This has been studied to death a million times over, and every single data point suggests that all NFL teams tend to draft more or less with the same degree of accuracy. Some teams get hot for three or four years at a time, which is just how random chance works. Teams with good coaches and good QBs can capitalize on that, but most QBs, head coaches, and front offices aren't together long enough for "regression to the mean" to kick in and show it for what it actually is. Belichick and Brady are the obvious exception here, who continue to win despite very average drafting year after year.
Reality being what it is, the only way to effectively "build through the draft" is to stockpile as many premium draft picks as possible, like what the Browns started doing last year. If you don't do that, you are basically guaranteeing that the talent on your roster will be roughly league average every single year.
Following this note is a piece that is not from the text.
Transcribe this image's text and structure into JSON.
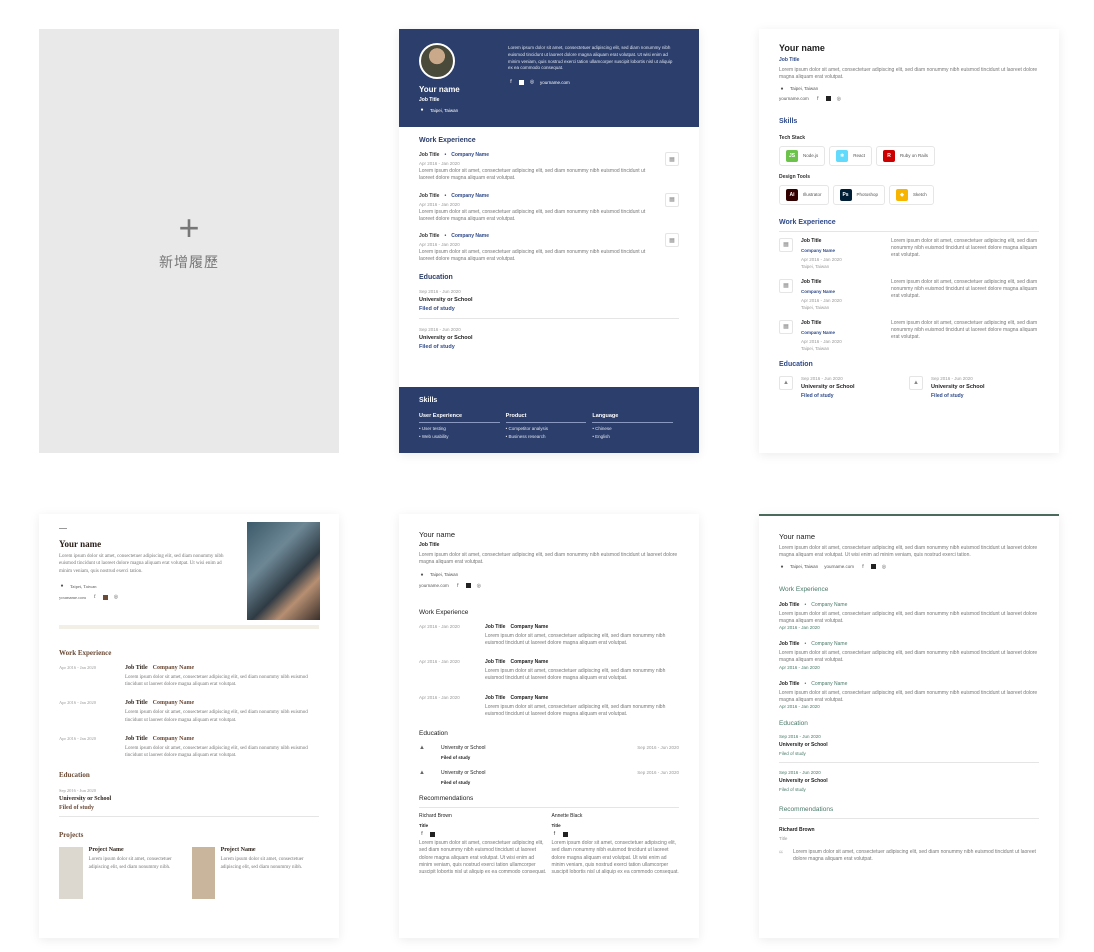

I don't need to beat a dead horse and point out how many times this team has ended up 8-8 under Garrett's process. It's not a coincidence.
You can also point to things that this team does that are statistically shown to reduce your chances of success in the draft, like trading up in the higher rounds for a single player who could end up busting or being injured for long periods of time. Or picking for need rather than trading down for more picks. You could probably argue that drafting a RB with the fourth pick in the draft also counts, since the difference in production between a back drafted that high and one who is drafted later or signed as an inexpensive FA is pretty negligible overall.
The whole concept of building through the draft is supposed to be cheaper and more efficient, since signing your own free agents is supposed to be "safer" than signing one from another team. I'm not sure how much I buy that argument, given how many bad contracts this team hands out to its own players.